Versprochen ist Versprochen

Zum Schluss eine Zusatzfrage: Haben die KR zu viel versprochen und zu wenig gehalten?

Wer sich an die vollmundigen Formulierungen der Einführungs-Kampangne rechtsverbindlich klammert, der verhält sich naiv gegenüber der aktuellen Startup-Pitching-Kultur. Die gilt auch im  medialen Crowdfunding und fordert von den Antrag Stellenden im Grunde stets zu belegen, dass ihre Idee zumindest größere Teile der Welt sofort retten wird.

Man könnte die Frage auch umdrehen: Hat sich die Community zu viel versprochen, oder gar: zu wenig beigetragen?

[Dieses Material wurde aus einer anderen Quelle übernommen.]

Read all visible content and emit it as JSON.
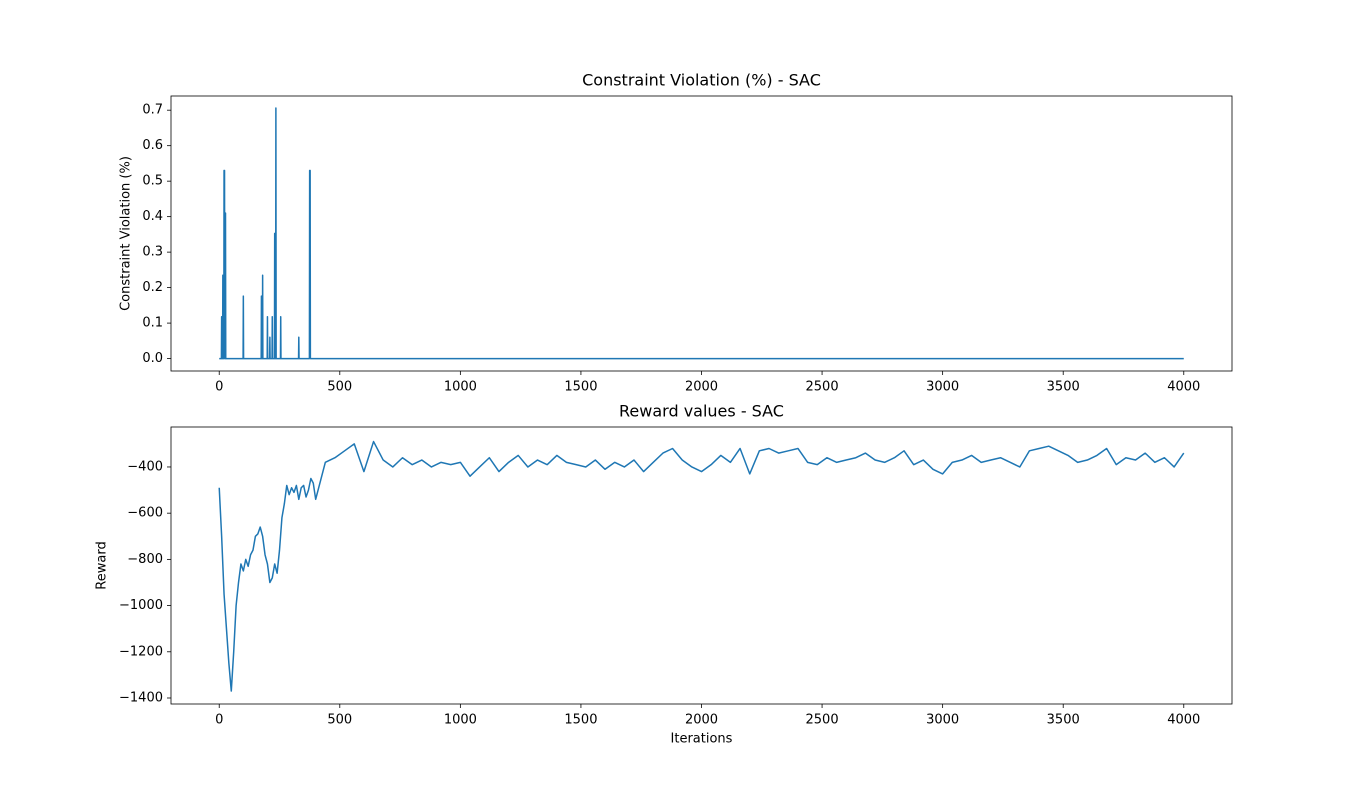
{
  "chart_data": [
    {
      "type": "line",
      "title": "Constraint Violation (%) - SAC",
      "y_label": "Constraint Violation (%)",
      "x": [
        0,
        9,
        10,
        11,
        14,
        15,
        16,
        19,
        20,
        22,
        23,
        25,
        26,
        27,
        99,
        100,
        101,
        174,
        175,
        176,
        179,
        180,
        181,
        199,
        200,
        201,
        209,
        210,
        211,
        219,
        220,
        221,
        229,
        230,
        231,
        234,
        235,
        236,
        254,
        255,
        256,
        329,
        330,
        331,
        374,
        375,
        377,
        378,
        4000
      ],
      "series": [
        {
          "name": "Constraint Violation",
          "color": "#1f77b4",
          "values": [
            0,
            0,
            0.118,
            0,
            0,
            0.235,
            0,
            0,
            0.53,
            0.53,
            0,
            0,
            0.41,
            0,
            0,
            0.176,
            0,
            0,
            0.176,
            0,
            0,
            0.235,
            0,
            0,
            0.118,
            0,
            0,
            0.06,
            0,
            0,
            0.118,
            0,
            0,
            0.353,
            0,
            0,
            0.706,
            0,
            0,
            0.118,
            0,
            0,
            0.06,
            0,
            0,
            0.53,
            0.53,
            0,
            0
          ]
        }
      ],
      "xlim": [
        -200,
        4200
      ],
      "xticks": [
        0,
        500,
        1000,
        1500,
        2000,
        2500,
        3000,
        3500,
        4000
      ],
      "ylim": [
        -0.035,
        0.74
      ],
      "yticks": [
        {
          "value": 0,
          "label": "0.0"
        },
        0.1,
        0.2,
        0.3,
        0.4,
        0.5,
        0.6,
        0.7
      ]
    },
    {
      "type": "line",
      "title": "Reward values - SAC",
      "x_label": "Iterations",
      "y_label": "Reward",
      "x": [
        0,
        10,
        20,
        30,
        40,
        50,
        60,
        70,
        80,
        90,
        100,
        110,
        120,
        130,
        140,
        150,
        160,
        170,
        180,
        190,
        200,
        210,
        220,
        230,
        240,
        250,
        260,
        270,
        280,
        290,
        300,
        310,
        320,
        330,
        340,
        350,
        360,
        370,
        380,
        390,
        400,
        440,
        480,
        520,
        560,
        600,
        640,
        680,
        720,
        760,
        800,
        840,
        880,
        920,
        960,
        1000,
        1040,
        1080,
        1120,
        1160,
        1200,
        1240,
        1280,
        1320,
        1360,
        1400,
        1440,
        1480,
        1520,
        1560,
        1600,
        1640,
        1680,
        1720,
        1760,
        1800,
        1840,
        1880,
        1920,
        1960,
        2000,
        2040,
        2080,
        2120,
        2160,
        2200,
        2240,
        2280,
        2320,
        2360,
        2400,
        2440,
        2480,
        2520,
        2560,
        2600,
        2640,
        2680,
        2720,
        2760,
        2800,
        2840,
        2880,
        2920,
        2960,
        3000,
        3040,
        3080,
        3120,
        3160,
        3200,
        3240,
        3280,
        3320,
        3360,
        3400,
        3440,
        3480,
        3520,
        3560,
        3600,
        3640,
        3680,
        3720,
        3760,
        3800,
        3840,
        3880,
        3920,
        3960,
        4000
      ],
      "series": [
        {
          "name": "Reward",
          "color": "#1f77b4",
          "values": [
            -490,
            -700,
            -950,
            -1100,
            -1250,
            -1370,
            -1200,
            -1000,
            -900,
            -820,
            -850,
            -800,
            -830,
            -780,
            -760,
            -700,
            -690,
            -660,
            -700,
            -780,
            -820,
            -900,
            -880,
            -820,
            -860,
            -760,
            -620,
            -560,
            -480,
            -520,
            -490,
            -510,
            -480,
            -540,
            -490,
            -480,
            -530,
            -500,
            -450,
            -470,
            -540,
            -380,
            -360,
            -330,
            -300,
            -420,
            -290,
            -370,
            -400,
            -360,
            -390,
            -370,
            -400,
            -380,
            -390,
            -380,
            -440,
            -400,
            -360,
            -420,
            -380,
            -350,
            -400,
            -370,
            -390,
            -350,
            -380,
            -390,
            -400,
            -370,
            -410,
            -380,
            -400,
            -370,
            -420,
            -380,
            -340,
            -320,
            -370,
            -400,
            -420,
            -390,
            -350,
            -380,
            -320,
            -430,
            -330,
            -320,
            -340,
            -330,
            -320,
            -380,
            -390,
            -360,
            -380,
            -370,
            -360,
            -340,
            -370,
            -380,
            -360,
            -330,
            -390,
            -370,
            -410,
            -430,
            -380,
            -370,
            -350,
            -380,
            -370,
            -360,
            -380,
            -400,
            -330,
            -320,
            -310,
            -330,
            -350,
            -380,
            -370,
            -350,
            -320,
            -390,
            -360,
            -370,
            -340,
            -380,
            -360,
            -400,
            -340
          ]
        }
      ],
      "xlim": [
        -200,
        4200
      ],
      "xticks": [
        0,
        500,
        1000,
        1500,
        2000,
        2500,
        3000,
        3500,
        4000
      ],
      "ylim": [
        -1426,
        -227
      ],
      "yticks": [
        {
          "value": -1400,
          "label": "−1400"
        },
        {
          "value": -1200,
          "label": "−1200"
        },
        {
          "value": -1000,
          "label": "−1000"
        },
        {
          "value": -800,
          "label": "−800"
        },
        {
          "value": -600,
          "label": "−600"
        },
        {
          "value": -400,
          "label": "−400"
        }
      ]
    }
  ]
}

An der Schwelle zum zweiten Jahr geht es um Verbindlichkeit. Nur wenn sich genug Genossen mit Geld engagieren und genug Abonnenten finanziell committen, geht es nachhaltig weiter. Das kann funkitionieren, wird immer eine knappe Nummer bleiben, so lange weder Wirtschaft (Werbung) noch Staat (Förderung) Geld dazu geben sollen.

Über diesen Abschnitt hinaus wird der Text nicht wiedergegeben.